The students have been occupying the college since last Wednesday and say they will stay until their demands are met. The students and alumni of the university, who each have had their own experience with racism and oppression in the college, say they want the university to uphold their core values of “care, diversity, academic excellence and social justice.”

The sit-in started after a student said that college dean Jodi Kelly used the “n” word several times in a conversation. Kelly told The Stranger via email that she had been recommending that the student read social activist Dick Gregory’s autobiography which uses the “n” word in the book’s title.

But organizer Fiza Mohammad said on Tuesday that incident with the dean has not been the only example of how the college’s curriculum is insensitive to students of color.

“There has been a list of violations that had been given to certain members of the faculty, that include sexual assault, racism and violence that they have known for the past 10 years. People have gone to the same provost of the university for the past 10 years, and nothing has happened,” said Mohammad, a fourth year Humanities student at the college.
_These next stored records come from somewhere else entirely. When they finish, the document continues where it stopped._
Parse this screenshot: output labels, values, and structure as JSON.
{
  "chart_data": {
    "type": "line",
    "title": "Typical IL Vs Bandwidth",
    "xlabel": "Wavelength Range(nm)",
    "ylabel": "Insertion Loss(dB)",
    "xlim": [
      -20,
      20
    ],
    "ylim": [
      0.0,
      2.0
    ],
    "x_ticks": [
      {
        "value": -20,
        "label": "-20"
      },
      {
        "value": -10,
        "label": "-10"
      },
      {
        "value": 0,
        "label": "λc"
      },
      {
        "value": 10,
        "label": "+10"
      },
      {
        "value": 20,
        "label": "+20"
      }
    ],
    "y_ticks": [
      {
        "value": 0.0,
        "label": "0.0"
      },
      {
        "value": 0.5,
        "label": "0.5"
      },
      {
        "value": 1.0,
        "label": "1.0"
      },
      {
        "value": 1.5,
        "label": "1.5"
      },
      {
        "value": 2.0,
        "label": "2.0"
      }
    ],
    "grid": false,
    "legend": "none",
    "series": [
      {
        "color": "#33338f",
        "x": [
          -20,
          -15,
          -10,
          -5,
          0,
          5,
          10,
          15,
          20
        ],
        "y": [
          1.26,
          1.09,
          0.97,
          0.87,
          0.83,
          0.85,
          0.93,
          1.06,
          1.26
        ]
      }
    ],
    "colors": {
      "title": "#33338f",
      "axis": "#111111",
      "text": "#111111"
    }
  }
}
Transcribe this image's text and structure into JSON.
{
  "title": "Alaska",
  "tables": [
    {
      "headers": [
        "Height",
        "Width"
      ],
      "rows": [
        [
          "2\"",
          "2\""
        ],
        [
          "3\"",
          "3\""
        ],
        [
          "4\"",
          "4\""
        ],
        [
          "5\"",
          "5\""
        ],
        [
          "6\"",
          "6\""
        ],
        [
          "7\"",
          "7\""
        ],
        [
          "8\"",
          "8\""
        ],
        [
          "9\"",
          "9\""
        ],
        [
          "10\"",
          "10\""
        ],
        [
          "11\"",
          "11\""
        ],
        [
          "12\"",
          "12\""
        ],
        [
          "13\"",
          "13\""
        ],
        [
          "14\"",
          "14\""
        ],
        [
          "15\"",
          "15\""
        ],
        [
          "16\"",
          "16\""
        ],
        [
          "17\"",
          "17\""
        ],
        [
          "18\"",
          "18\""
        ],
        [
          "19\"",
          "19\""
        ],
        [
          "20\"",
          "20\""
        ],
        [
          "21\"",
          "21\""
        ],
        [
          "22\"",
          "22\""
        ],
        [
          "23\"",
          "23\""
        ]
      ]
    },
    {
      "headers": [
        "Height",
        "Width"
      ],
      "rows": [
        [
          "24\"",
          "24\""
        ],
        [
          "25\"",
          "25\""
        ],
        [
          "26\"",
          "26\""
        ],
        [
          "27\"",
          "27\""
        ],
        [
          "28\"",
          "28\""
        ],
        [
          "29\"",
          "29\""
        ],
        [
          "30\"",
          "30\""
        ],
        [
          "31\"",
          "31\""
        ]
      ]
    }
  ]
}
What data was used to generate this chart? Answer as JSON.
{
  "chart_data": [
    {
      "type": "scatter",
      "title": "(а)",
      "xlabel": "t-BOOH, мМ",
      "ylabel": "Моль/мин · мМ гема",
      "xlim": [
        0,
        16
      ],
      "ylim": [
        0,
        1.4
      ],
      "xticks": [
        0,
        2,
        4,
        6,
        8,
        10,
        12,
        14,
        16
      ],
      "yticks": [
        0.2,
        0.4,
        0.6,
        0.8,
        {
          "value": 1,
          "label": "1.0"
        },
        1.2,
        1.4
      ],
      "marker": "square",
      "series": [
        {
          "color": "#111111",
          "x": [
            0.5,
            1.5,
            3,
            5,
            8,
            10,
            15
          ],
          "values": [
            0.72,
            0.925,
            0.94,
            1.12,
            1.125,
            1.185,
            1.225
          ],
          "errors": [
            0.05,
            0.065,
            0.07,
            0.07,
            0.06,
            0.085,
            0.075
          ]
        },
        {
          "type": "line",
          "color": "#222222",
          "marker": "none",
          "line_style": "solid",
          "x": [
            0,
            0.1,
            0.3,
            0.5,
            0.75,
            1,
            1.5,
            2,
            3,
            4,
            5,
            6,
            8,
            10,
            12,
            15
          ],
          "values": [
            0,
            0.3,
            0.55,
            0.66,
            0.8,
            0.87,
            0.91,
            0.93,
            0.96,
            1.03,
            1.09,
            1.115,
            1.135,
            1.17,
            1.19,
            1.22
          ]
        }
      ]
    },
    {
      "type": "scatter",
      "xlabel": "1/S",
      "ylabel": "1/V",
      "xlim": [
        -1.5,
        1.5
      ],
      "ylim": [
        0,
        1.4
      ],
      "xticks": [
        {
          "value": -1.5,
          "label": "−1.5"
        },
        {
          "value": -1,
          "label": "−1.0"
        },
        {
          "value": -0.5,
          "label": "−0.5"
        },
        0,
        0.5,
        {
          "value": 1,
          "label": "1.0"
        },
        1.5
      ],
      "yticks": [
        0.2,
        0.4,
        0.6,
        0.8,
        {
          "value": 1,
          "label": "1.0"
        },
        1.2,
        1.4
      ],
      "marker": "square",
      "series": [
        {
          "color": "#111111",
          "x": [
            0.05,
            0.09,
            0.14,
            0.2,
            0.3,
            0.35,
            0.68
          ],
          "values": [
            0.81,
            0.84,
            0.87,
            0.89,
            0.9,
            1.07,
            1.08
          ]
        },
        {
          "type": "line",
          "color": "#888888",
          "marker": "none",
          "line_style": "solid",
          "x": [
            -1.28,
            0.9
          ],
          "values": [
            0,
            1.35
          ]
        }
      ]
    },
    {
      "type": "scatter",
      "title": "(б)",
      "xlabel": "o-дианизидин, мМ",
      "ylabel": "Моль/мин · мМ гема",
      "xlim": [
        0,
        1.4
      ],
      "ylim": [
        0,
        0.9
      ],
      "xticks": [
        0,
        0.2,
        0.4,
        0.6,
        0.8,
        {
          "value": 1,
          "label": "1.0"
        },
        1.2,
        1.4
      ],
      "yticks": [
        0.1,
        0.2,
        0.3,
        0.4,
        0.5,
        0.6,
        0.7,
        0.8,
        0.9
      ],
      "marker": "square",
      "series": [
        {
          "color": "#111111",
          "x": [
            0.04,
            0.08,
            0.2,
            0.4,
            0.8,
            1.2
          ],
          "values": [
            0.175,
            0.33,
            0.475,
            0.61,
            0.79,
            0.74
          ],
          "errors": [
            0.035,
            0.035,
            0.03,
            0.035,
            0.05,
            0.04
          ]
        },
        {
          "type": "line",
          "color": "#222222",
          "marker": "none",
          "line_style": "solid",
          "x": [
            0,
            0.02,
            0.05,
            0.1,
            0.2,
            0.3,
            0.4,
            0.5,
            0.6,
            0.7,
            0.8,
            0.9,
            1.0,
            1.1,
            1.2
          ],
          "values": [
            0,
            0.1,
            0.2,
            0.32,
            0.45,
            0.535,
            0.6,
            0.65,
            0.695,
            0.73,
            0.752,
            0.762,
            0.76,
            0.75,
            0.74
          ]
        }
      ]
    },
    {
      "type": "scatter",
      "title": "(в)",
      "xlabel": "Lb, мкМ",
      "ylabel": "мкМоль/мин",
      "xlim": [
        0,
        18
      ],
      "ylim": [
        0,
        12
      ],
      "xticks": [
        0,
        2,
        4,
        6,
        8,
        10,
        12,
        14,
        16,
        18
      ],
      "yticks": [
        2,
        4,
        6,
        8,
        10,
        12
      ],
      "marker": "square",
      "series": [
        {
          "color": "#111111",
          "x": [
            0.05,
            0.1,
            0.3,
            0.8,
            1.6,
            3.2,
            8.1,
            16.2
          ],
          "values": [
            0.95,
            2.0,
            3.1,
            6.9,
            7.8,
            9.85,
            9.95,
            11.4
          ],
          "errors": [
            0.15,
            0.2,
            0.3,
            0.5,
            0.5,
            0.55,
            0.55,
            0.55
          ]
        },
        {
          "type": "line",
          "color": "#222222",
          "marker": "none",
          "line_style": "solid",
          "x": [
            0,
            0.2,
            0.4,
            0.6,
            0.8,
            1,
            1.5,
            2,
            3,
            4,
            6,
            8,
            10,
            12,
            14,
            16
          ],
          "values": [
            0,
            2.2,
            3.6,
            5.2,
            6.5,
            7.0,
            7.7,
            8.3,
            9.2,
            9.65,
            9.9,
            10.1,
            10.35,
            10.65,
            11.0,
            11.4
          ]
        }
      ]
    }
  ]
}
The MRC (Matteo Ricci Coalition), also says Jodi Kelly and professor Carol Kelly, who is in the running to be named associate dean, are “preventing the potential for radical change within the college.” The MRC is also demanding to know the qualifications to be dean of the university and want to make sure the running mates are also suitable for the position.

The sit-in started with approximately 30 people who stood in solidarity and more students have joined since, as well as people from the community in general. The press conference that was held on Tuesday, May 17 had a full house of students and faculty that supported them. The students that are occupying say they are willing to have dialogue and conversation with anyone that wants to know about their demands.

The MRC is also demanding a non-Eurocentric, interdisciplinary curricula, professors who are trained and experienced in critical race theory, class and gender analysis, classrooms that uphold the learning of students with historically marginalized identities, responsive curricula and have the college recruit and support a diverse student body while not tokenizing the bodies of students and professors of color.

In a letter posted to the Seattle University website, president Steven Sundborg apologized “for what has been the experience of some of our students when it comes to race, class, gender and disability in aspects of the university’s academic and social life,” and vowed to address the issues. But Sundborg also said that he would not accept the demand for a resignation of a faculty member, citing the university’s formal channels to handle grievances against faculty.

This was the first sit-in protest organized by the MRC.

Editor’s note: This story has been corrected since its original publication to reflect that this was the first sit-in protest organized by the MRC. 

1 Comment

  1. “Kelly told The Stranger via email that she had been recommending that the student read social activist Dick Gregory’s autobiography which uses the “n” word in the book’s title.”

    So is it the activists’ position that the professor should have referred to the book title as “N-word: An Autobiography by Dick Gregory” rather than the actual title? These students are then behind censoring offensive words in literature in general? “To Kill a Mocking Bird” should thus be banned? The Norton Anthology of English Literature is out, too. So the way the activists believe they should be educated is through censorship of anything that might offend them? What a sad, sheltered world they want to live in. I value my liberal arts education for exactly the opposite reason – I was exposed to ideas and expression of all types, and encouraged to judge its value, its impact both good and bad, how ideas changed the mood of the country, changed our culture. Had I said “don’t speak about anything that I don’t agree with or find offensive!” I wouldn’t have learned much.